6)      Debe de extenderse la idea de que la propiedad de la vivienda es una opción tan digna como el alquiler y que los precios del primero deben ser, obviamente, más altos que los del segundo, pero en ningún caso la vivienda son objetos especulativos y hacerlo supone un delito contra l sociedad.

7)      Nunca más los errores en la gestión de una institución bancaria serán pagados por la comunidad nacional.
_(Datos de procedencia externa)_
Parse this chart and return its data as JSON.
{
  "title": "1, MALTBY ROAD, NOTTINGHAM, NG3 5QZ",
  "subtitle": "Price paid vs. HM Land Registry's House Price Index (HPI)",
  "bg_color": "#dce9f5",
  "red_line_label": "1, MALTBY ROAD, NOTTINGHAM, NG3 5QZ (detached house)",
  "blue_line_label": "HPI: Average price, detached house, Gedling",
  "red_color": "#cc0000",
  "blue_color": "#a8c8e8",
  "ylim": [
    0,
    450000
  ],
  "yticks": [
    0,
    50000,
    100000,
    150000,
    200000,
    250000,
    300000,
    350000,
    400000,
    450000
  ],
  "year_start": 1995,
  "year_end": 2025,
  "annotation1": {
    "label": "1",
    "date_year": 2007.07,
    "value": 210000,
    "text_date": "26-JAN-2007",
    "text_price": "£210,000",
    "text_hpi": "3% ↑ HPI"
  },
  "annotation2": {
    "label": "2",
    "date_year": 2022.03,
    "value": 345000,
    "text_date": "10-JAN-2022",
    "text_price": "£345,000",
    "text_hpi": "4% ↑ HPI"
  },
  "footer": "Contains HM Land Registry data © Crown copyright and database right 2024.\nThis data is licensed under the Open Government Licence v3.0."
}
A partir de ahora, cuando se produzcan serán sus directivos los que responderán ante los tribunales con su patrimonio familiar.  

8)      Los dos presidentes de gobierno bajo cuyo mandato se produjo el crecimiento de la burbuja inmobiliaria deben de ser sometidos a juicio público para que expliquen su proceder y se sometan no solamente a responsabilidades políticas sino también penales por su actitud de dejadez, irresponsabilidad en la gestión y sospecha de beneficios ilícitos.

9)      Las viviendas procedentes de hipotecas ejecutadas deben pasar automáticamente a ser viviendas sociales en régimen de alquiler y sus rentas remitidas al Estado como compensación por las ayudas entregadas hasta ahora a la banca.